Liebel was also chairman of the Zweckverband Reichsparteitag, which organized and carried out the Nuremberg rallies that took place annually in Nuremberg from 1933 to 1938. Under his administration, the Nazi Party Rally Grounds that were largely designed by Albert Speer were constructed. Liebel also embarked upon a program of urban architectural renewal that he felt befitted one of the centers of Nazi pageantry. The aim was to restore the city center to the medieval look of centuries past by exposing half-timbering and, in particular, eliminating late nineteenth-century styling. Among the buildings he slated for demolition was the Grand Synagogue of Nuremberg. He felt that this "foreign" building with its Moorish revival architecture could not be reconciled with the "Old German" image that he strove to create. He described it as "the worst building sin of past decades … a settlement can only be reached through the complete removal of the synagogue". He succeeded in having the building completely demolished around the time of the Party rally in September 1938. This was two months before the widespread anti-Jewish pogrom known as Kristallnacht. Later in Liebel's mayoralty, the Jews of Nuremberg were rounded up and deported to the extermination camps in the east. Beginning in November 1941, the police president of Nuremberg, then-SS-Brigadeführer Benno Martin, oversaw the deportation of over 1,300 Jews.

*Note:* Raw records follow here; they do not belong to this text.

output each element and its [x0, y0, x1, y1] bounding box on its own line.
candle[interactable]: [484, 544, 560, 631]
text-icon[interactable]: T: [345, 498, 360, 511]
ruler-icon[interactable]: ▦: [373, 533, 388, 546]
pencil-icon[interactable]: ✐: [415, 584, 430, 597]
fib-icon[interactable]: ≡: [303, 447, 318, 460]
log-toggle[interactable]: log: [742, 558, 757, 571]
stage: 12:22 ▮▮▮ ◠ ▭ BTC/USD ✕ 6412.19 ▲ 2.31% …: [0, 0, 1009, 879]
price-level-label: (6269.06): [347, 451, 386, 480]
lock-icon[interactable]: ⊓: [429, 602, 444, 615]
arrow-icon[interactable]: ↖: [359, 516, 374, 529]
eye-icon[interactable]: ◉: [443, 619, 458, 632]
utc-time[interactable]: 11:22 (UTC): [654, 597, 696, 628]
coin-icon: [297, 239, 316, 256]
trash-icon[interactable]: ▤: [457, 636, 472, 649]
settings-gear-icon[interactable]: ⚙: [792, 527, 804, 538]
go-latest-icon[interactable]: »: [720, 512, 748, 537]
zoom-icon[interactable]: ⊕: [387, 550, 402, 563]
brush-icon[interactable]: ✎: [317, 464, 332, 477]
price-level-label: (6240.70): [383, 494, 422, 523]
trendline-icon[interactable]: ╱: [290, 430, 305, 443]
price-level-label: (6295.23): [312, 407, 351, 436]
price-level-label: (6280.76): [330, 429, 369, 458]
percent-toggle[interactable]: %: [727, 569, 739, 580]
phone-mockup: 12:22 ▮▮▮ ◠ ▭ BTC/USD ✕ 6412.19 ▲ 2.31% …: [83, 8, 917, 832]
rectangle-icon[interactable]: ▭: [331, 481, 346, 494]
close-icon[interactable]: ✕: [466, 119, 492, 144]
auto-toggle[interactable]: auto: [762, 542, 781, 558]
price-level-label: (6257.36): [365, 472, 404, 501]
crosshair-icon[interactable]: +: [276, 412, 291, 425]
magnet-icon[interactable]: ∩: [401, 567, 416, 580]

Most of Liebel's tenure in Nuremberg was characterized by a fierce rivalry with Julius Streicher, who was the powerful Gauleiter of Franconia. Streicher was removed from his post in February 1940 for financial and moral corruption by a decision of the Supreme Party Court. His chief accusers were Liebel and Martin, both of whom had been intriguing against him for years. After Streicher's removal, a similar rivalry developed with Streicher's protégé, Karl Holz after he became Gauleiter in April 1942.

== Other offices ==
In March 1936, Liebel was elected as a deputy to the Reichstag from electoral constituency 26 (Franconia). Reelected in April 1938, he retained this seat until his death. Liebel was also a member of the Sturmabteilung (SA), in which he reached the rank of SA-Obergruppenführer in August 1941. During the Second World War, when Speer was placed in charge of the Reich Ministry of Armaments and War Production in February 1942, he appointed Liebel to be head of the Planning Department. It was Liebel who informed Speer, who had been absent from Berlin in September 1944, of Hitler's determination to implement a scorched earth strategy.

== Death ==
In April 1945, Liebel was in Nuremberg when the city came under attack by the US Army in a fierce, five-day battle. Together with the rest of the local Party leadership, Liebel was headquartered in a bunker at the police headquarters, one of the last strongholds held. Although accounts of his death differ, most indicate that he died of suicide by a gunshot to the head in the early hours of 20 April – coincidentally on Hitler's 56th birthday. This is the version recounted by Oberst Richard Wolf, a senior Wehrmacht commander present in the police bunker. Another account alleges that he was shot by Holz, his longtime political rival, because Liebel favored surrendering the city while the more fanatical Holz argued for continued last-ditch resistance. Liebel's corpse was first buried in the St. Rochus Cemetery. A few months later, it was exhumed and reburied in the family plot in the Johannisfriedhof. In legal proceedings to determine the cause of his death in 1956, a German court determined that it was suicide.